Future of kettlebell bright?
So, where does Lam see the kettlebell sport in the future?
According to him, Singapore has a wide talent pool of potential competition-winning lifters, but they are nowhere to be seen competing overseas.
This is despite fitness-conscious lifestyles booming in Singapore and with more people actually taking up kettlebell lifting.
Lam hopes shining the spotlight on the sport will pave the way for the younger ones to train and compete professionally.
“I don’t see myself promoting myself as bigger than the sport. I see the sport being bigger than me,” he said.
“At some point in time, there will be someone who is going to be better than me, he is going to be ahead of me. How am I going to facilitate that?”
“Because I am doing it, it is right that we must be able to embrace that to bring the sport to a bigger level in Singapore.”
He also thinks kettlebell can make an appearance as an Olympic sport in the future.

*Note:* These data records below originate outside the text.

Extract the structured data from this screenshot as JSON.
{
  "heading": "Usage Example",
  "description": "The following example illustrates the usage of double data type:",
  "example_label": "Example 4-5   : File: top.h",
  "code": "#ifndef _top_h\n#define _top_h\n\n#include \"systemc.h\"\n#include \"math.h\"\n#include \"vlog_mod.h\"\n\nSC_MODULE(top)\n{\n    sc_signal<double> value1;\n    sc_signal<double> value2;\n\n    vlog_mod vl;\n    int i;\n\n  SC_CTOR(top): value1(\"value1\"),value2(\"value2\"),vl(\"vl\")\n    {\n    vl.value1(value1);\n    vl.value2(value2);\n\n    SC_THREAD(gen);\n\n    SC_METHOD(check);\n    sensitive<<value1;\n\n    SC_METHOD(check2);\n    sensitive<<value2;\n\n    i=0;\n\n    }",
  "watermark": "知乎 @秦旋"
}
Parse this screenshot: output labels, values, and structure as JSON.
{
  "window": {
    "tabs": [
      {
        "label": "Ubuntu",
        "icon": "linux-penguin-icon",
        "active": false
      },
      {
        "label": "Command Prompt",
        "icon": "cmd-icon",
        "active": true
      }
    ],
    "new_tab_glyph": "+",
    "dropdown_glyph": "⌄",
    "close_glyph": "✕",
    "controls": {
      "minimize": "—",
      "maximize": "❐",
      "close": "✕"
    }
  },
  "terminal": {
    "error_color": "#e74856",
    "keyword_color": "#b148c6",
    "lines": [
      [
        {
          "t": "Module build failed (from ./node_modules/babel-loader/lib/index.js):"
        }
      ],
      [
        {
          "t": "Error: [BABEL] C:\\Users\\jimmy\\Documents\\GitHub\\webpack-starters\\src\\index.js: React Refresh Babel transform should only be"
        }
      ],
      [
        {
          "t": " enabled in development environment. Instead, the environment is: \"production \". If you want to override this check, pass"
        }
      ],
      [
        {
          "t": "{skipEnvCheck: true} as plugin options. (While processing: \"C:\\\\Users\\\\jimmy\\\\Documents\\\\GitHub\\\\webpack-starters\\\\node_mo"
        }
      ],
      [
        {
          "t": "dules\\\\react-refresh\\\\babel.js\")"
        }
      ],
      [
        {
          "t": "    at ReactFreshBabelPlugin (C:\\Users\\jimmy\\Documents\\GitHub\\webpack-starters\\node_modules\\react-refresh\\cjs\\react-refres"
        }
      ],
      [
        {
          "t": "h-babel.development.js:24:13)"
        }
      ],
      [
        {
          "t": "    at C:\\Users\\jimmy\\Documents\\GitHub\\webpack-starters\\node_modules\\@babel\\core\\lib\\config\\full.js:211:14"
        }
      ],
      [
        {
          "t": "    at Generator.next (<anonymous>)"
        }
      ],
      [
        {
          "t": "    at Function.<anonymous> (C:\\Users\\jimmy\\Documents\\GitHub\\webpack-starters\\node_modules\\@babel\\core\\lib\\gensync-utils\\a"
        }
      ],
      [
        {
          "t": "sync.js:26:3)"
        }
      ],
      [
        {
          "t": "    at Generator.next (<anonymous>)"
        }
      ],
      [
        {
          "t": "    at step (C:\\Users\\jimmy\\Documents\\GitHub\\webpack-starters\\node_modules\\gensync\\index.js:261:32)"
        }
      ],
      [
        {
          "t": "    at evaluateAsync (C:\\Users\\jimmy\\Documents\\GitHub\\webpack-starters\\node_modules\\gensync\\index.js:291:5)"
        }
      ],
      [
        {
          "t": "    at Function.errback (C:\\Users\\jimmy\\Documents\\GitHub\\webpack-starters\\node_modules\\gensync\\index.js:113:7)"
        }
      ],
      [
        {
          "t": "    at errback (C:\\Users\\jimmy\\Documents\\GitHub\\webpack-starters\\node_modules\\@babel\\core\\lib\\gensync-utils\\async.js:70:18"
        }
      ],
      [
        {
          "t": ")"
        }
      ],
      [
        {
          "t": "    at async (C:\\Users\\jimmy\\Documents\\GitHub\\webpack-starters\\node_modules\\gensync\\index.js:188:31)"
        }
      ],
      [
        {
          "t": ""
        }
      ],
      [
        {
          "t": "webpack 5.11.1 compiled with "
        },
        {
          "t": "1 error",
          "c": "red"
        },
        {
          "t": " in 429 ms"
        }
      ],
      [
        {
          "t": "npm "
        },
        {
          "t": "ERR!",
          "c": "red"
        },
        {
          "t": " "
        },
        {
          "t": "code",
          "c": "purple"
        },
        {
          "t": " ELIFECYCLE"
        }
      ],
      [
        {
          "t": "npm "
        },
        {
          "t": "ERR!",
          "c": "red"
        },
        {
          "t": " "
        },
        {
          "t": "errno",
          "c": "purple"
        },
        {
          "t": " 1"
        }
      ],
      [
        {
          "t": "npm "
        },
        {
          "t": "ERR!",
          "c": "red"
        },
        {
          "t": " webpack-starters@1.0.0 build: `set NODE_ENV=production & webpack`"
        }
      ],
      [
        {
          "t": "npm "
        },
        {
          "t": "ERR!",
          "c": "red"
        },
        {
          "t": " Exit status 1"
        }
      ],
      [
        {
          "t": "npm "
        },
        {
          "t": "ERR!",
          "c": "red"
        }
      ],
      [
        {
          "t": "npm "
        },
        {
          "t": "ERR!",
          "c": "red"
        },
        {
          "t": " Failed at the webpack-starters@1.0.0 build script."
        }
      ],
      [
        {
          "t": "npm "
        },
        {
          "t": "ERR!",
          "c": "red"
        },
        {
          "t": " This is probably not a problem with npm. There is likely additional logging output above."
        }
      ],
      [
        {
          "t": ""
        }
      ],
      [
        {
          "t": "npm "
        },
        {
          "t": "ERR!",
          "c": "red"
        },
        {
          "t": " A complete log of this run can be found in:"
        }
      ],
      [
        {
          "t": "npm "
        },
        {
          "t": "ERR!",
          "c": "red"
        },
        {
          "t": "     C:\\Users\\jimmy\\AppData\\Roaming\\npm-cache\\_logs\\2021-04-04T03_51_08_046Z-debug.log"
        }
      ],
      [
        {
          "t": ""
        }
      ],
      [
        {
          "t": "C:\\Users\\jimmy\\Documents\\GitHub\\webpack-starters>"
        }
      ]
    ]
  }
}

“Maybe not by 2020 or 2024, but who knows? Maybe in 2028,” he said.
“The next eight years is a good time to prepare.”
Singapore’s early lead
By Lam’s reckoning, kettlebell lifting made its way to Singapore as early as 1993.
This means that Singapore actually had a first-mover advantage, but that momentum was subsequently lost to countries such as Taiwan, where the sport is flourishing with practitioners of all levels.
But things have been picking up in Singapore and going well again since 2010, Lam said.
Asked about how Singaporeans can become more acquainted with the sport, he said outreach is the first step: “There can be more training sessions everywhere, to reach out to people. And there can also be more in-house competitions.”
“This will help build the Singapore base to be stronger.”
“Then there can be more athletes sent overseas for different meets.”
Lam also admits there is the perennial question of who pays.
“But funding is an issue for all sports,” he said.
Singapore kettlebell competition
For those who are looking around Singapore for a kettlebell gym, Lam recommends AlphaFit and Strength Avenue.
For those eyeing a chance to compete or to see how kettlebelling works, there is the Singapore Kettlebell Championships 2019 that will be held at Suntec Singapore Convention & Exhibition Centre on June 29 and 30, 2019.
Competitions are platforms for lifters, both novices and professionals, to outlift one another, as well as outdo themselves.
The two-day event is meant for amateurs and the pro-elites to compete.
As to how realistic his own personal ambitions are, Lam is cognisant of the realities of competitive sports, which also explains the push for younger ones to step up.
He said: “The goal is to compete as a pro-elite and score well once in my life before I turn 45.”
“After 45, there is a little bit of a taper in your performance. Of course, there is the veterans category, but that’s not as competitive as what you like to be.”
Lam’s last amateur competition will be in Taiwan in July, and he is turning semi-pro after that.
A new generation of kettlebell lifters can hopefully rise through the ranks in Singapore, starting with those who do it recreationally.
And then they can start winning internationally too, eventually.